Constrangidas pela situação inédita em suas vidas, as pessoas na sala mal se olham durante a primeira sessão de terapia em grupo para viciados em sexo. O medo não é só o de revelar para estranhos suas intimidades mais bizarras. Na atitude delas exprime-se o pavor de se envolverem umas com as outras. Por conta do clima doentio, mas excitante, as sequências iniciais de Entre as pernas (Entre las piernas, Espanha, 1998) – com estréia no Rio de Janeiro e em São Paulo na sexta-feira 16 – colocam-se no quadro das mais erotizadas que o cinema já criou. Não há um toque, um close, um objeto de cena que não tenha uma carga erótica, sempre sob o olhar elegante e criativo do cineasta Manuel Gómez Pereira, desconhecido no Brasil, mas com um currículo razoável em sua terra natal. Na história baseada em romance de Joaquín Oristrell – que também assina o roteiro com Carmelo Gómez –, o autor de sucesso Javier (Javier Bardem) e Miranda (Victoria Abril), telefonista noturna de um programa de rádio, encontram-se no tal grupo e decidem cumprir as regras da terapia. É claro que eles desrespeitam o trato e, animalescamente, quase consumam o ato dentro de um velho carro abandonado.
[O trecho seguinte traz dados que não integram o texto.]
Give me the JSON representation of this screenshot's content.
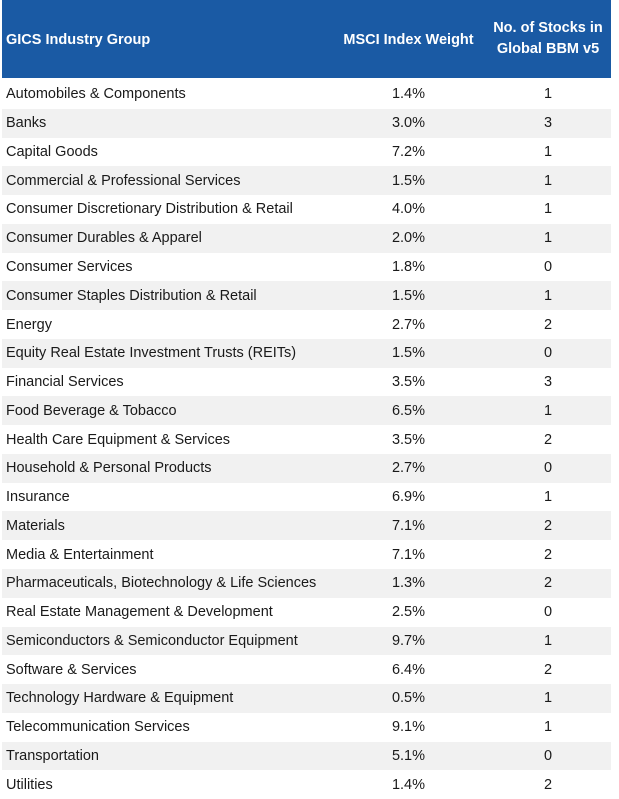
{
  "table": {
    "headers": {
      "group": "GICS Industry Group",
      "weight": "MSCI Index Weight",
      "count_line1": "No. of Stocks in",
      "count_line2": "Global BBM v5"
    },
    "rows": [
      {
        "group": "Automobiles & Components",
        "weight": "1.4%",
        "count": "1"
      },
      {
        "group": "Banks",
        "weight": "3.0%",
        "count": "3"
      },
      {
        "group": "Capital Goods",
        "weight": "7.2%",
        "count": "1"
      },
      {
        "group": "Commercial & Professional Services",
        "weight": "1.5%",
        "count": "1"
      },
      {
        "group": "Consumer Discretionary Distribution & Retail",
        "weight": "4.0%",
        "count": "1"
      },
      {
        "group": "Consumer Durables & Apparel",
        "weight": "2.0%",
        "count": "1"
      },
      {
        "group": "Consumer Services",
        "weight": "1.8%",
        "count": "0"
      },
      {
        "group": "Consumer Staples Distribution & Retail",
        "weight": "1.5%",
        "count": "1"
      },
      {
        "group": "Energy",
        "weight": "2.7%",
        "count": "2"
      },
      {
        "group": "Equity Real Estate Investment Trusts (REITs)",
        "weight": "1.5%",
        "count": "0"
      },
      {
        "group": "Financial Services",
        "weight": "3.5%",
        "count": "3"
      },
      {
        "group": "Food Beverage & Tobacco",
        "weight": "6.5%",
        "count": "1"
      },
      {
        "group": "Health Care Equipment & Services",
        "weight": "3.5%",
        "count": "2"
      },
      {
        "group": "Household & Personal Products",
        "weight": "2.7%",
        "count": "0"
      },
      {
        "group": "Insurance",
        "weight": "6.9%",
        "count": "1"
      },
      {
        "group": "Materials",
        "weight": "7.1%",
        "count": "2"
      },
      {
        "group": "Media & Entertainment",
        "weight": "7.1%",
        "count": "2"
      },
      {
        "group": "Pharmaceuticals, Biotechnology & Life Sciences",
        "weight": "1.3%",
        "count": "2"
      },
      {
        "group": "Real Estate Management & Development",
        "weight": "2.5%",
        "count": "0"
      },
      {
        "group": "Semiconductors & Semiconductor Equipment",
        "weight": "9.7%",
        "count": "1"
      },
      {
        "group": "Software & Services",
        "weight": "6.4%",
        "count": "2"
      },
      {
        "group": "Technology Hardware & Equipment",
        "weight": "0.5%",
        "count": "1"
      },
      {
        "group": "Telecommunication Services",
        "weight": "9.1%",
        "count": "1"
      },
      {
        "group": "Transportation",
        "weight": "5.1%",
        "count": "0"
      },
      {
        "group": "Utilities",
        "weight": "1.4%",
        "count": "2"
      }
    ]
  },
  "colors": {
    "header_bg": "#1a5aa4",
    "stripe_bg": "#f1f1f1"
  }
}
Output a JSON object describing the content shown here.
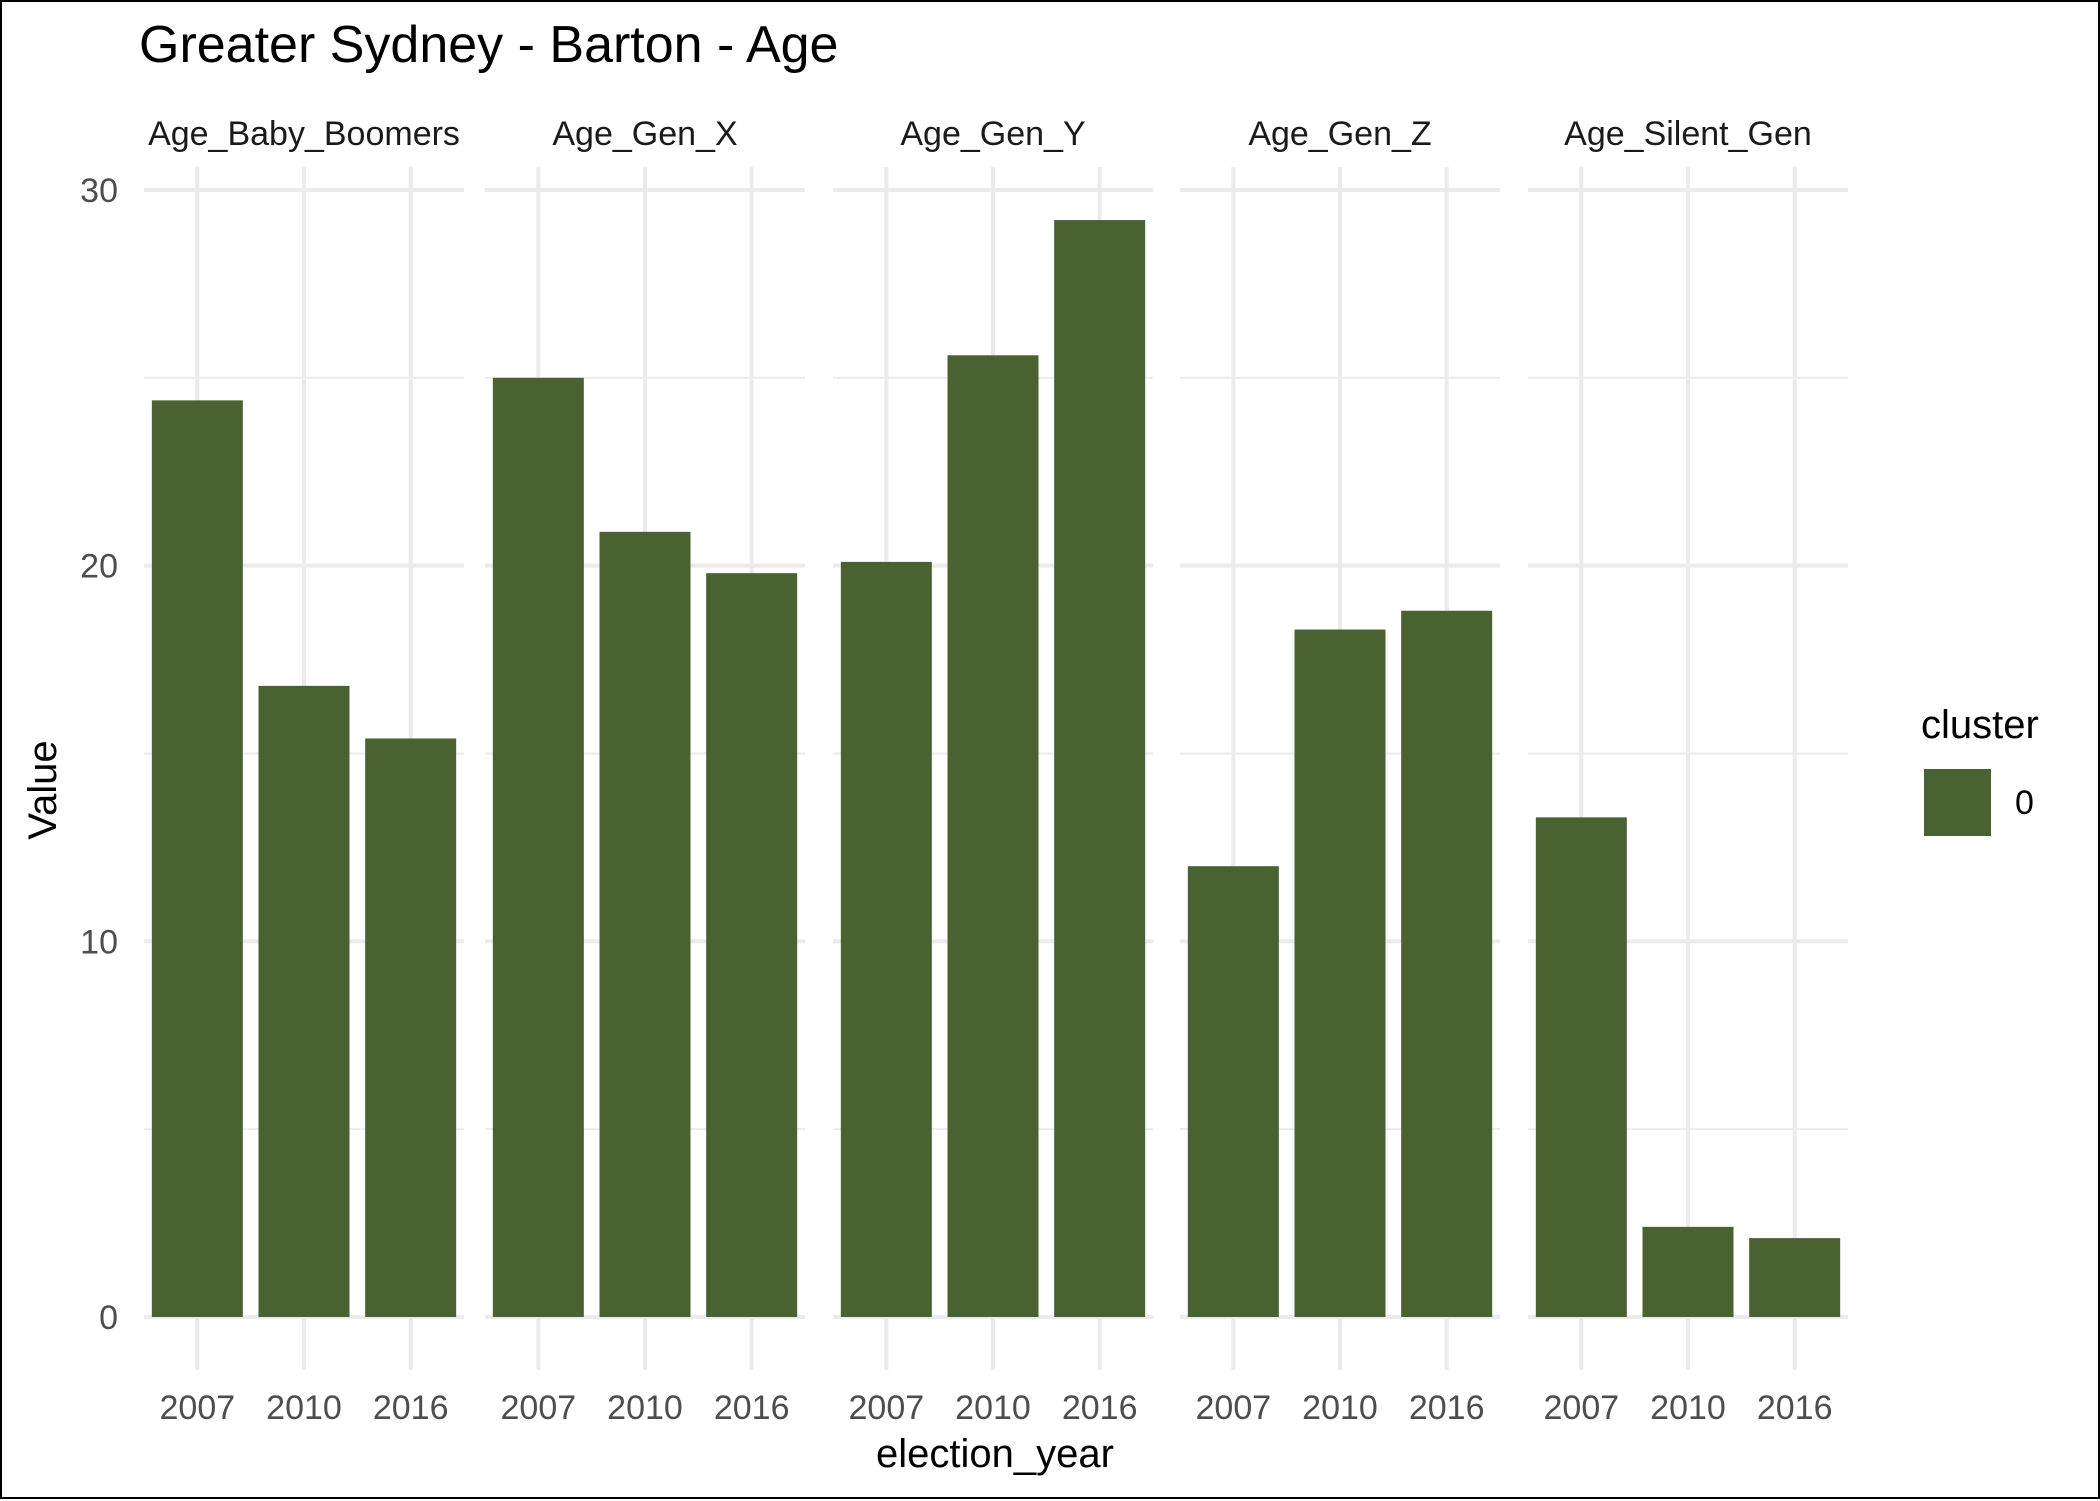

Mais tarde, o mesmo automóvel será cenário de um crime. No porta-malas é encontrado um cadáver. As pistas começam a entrelaçar as vidas dos personagens levando o espectador a um tobogã de sensações que não se atêm somente à libido de todos que estão na tela. Tomando as obsessões do baixo ventre como ponto de partida, o diretor Gómez suprimiu qualquer possibilidade de chatice teórica e realizou um thriller competentíssimo no qual o jogo erótico não flerta apenas com o desejo, mas também com a vaidade, o perigo, a dúvida e a vingança, reservando para o espectador uma surpresa estarrecedora.